Can the government deliver on a promise to provide health care for those over 65 when it is already jacking up premiums and reducing benefits, long before demand has peaked? Workers of today need to be darn sure their Medicare and Social Security payments are going to be there when they need them. Otherwise, those two programs are simply more taxes, legalized theft of private labor with nothing given in return but hollow promises.

With the exception of those fattening themselves on the system, I would hope all readers feel compelled to demand better health care for themselves, particularly under Medicare. Access to care is a vital component of health care, as is cost.

The pharmaceutical waste is a symptom also of a society gone crazy over its pills, with inadequate regulatory oversight of its water by the EPA, and a lack of accountability applied to pharmaceutical companies by an FDA crippled by Bush-era anti-regulatory policies and inadequate enforcement. If Americans continue to do nothing, there will be more meds in their water, more pollution in their air, and more expensive and lower quality health care.

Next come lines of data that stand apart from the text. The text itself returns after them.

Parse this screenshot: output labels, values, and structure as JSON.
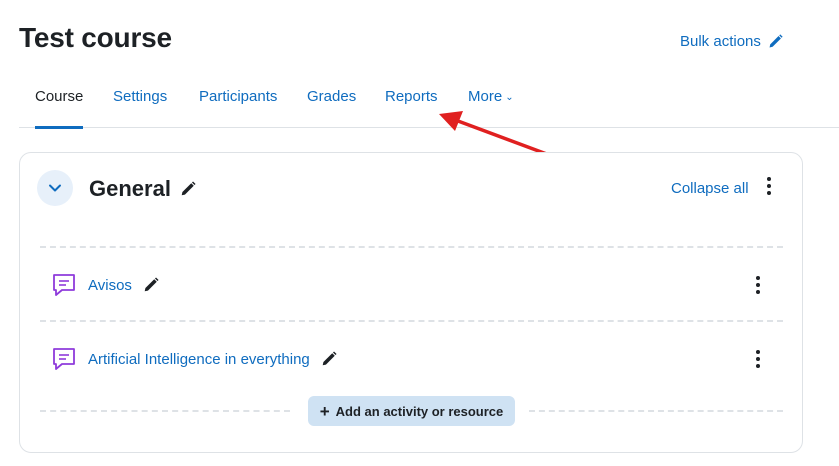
{
  "course": {
    "title": "Test course"
  },
  "header": {
    "bulk_actions": "Bulk actions"
  },
  "tabs": [
    {
      "label": "Course",
      "active": true
    },
    {
      "label": "Settings"
    },
    {
      "label": "Participants"
    },
    {
      "label": "Grades"
    },
    {
      "label": "Reports"
    },
    {
      "label": "More"
    }
  ],
  "section": {
    "title": "General",
    "collapse_all": "Collapse all",
    "activities": [
      {
        "name": "Avisos",
        "icon": "forum-icon"
      },
      {
        "name": "Artificial Intelligence in everything",
        "icon": "forum-icon"
      }
    ],
    "add_label": "Add an activity or resource"
  },
  "colors": {
    "link": "#0f6cbf",
    "text": "#1d2125",
    "activity_icon": "#8f3bdb",
    "annotation_arrow": "#e02020"
  }
}
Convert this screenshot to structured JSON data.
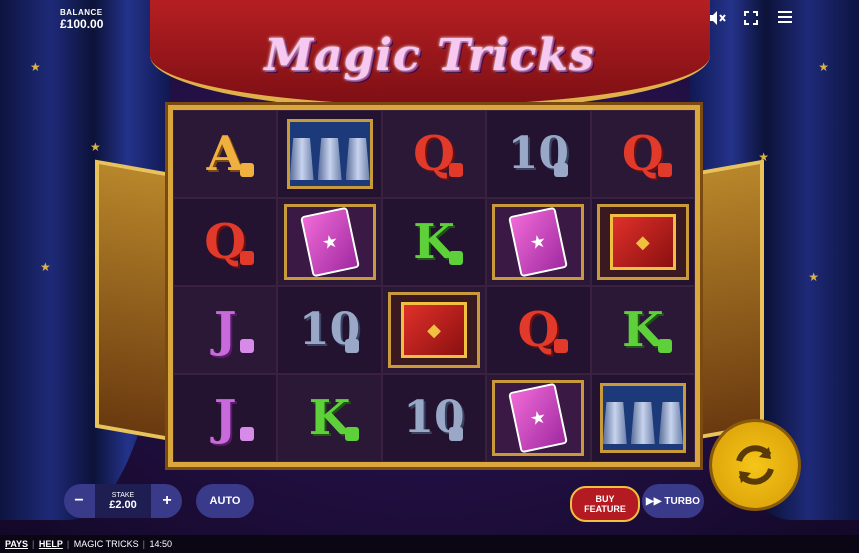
{
  "game": {
    "title": "Magic Tricks",
    "balance_label": "BALANCE",
    "balance_value": "£100.00"
  },
  "top_icons": [
    "mute-icon",
    "fullscreen-icon",
    "menu-icon"
  ],
  "reels": [
    [
      "A",
      "Q",
      "J",
      "J"
    ],
    [
      "cups",
      "cards",
      "10",
      "K"
    ],
    [
      "Q",
      "K",
      "box",
      "10"
    ],
    [
      "10",
      "cards",
      "Q",
      "cards"
    ],
    [
      "Q",
      "box",
      "K",
      "cups"
    ]
  ],
  "controls": {
    "stake_label": "STAKE",
    "stake_value": "£2.00",
    "minus": "−",
    "plus": "+",
    "auto": "AUTO",
    "buy_line1": "BUY",
    "buy_line2": "FEATURE",
    "turbo": "TURBO"
  },
  "footer": {
    "pays": "PAYS",
    "help": "HELP",
    "game_name": "MAGIC TRICKS",
    "time": "14:50"
  },
  "colors": {
    "frame_gold": "#d9a73c",
    "spin_yellow": "#f5c518",
    "banner_red": "#b51f22"
  }
}
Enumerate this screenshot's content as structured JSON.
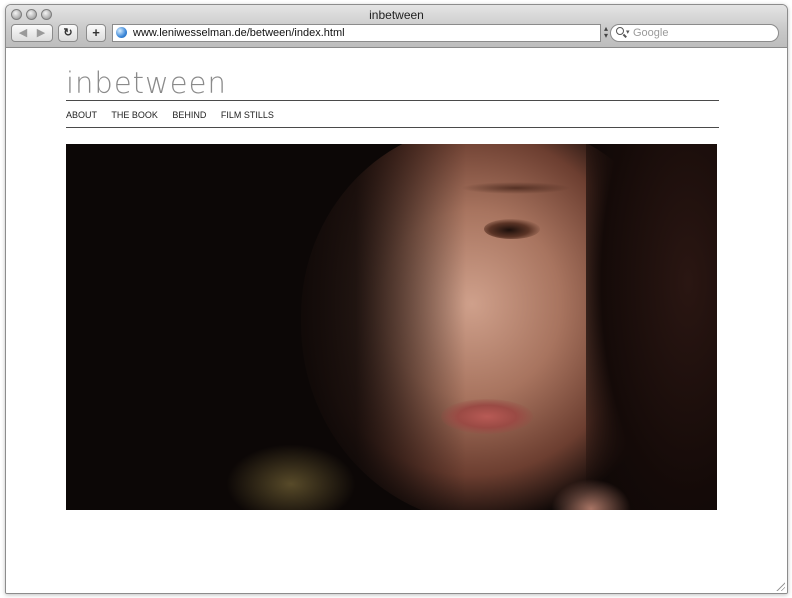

Then again the bottled water companies love it. That’s capitalism in its rawest form–pharma pollution is their gain as people shun the tap for bottled. A net sum zero game, the profits of the polluting pharma companies and profiting bottles will be your loss. Regulations are our only tool to prevent this abuse.

And by the way, the water bottlers might have the last laugh. Many bottled waters actually come from municipal water systems! So there may be no escaping the pharma runoff even if you go elect to bathe in the bottled.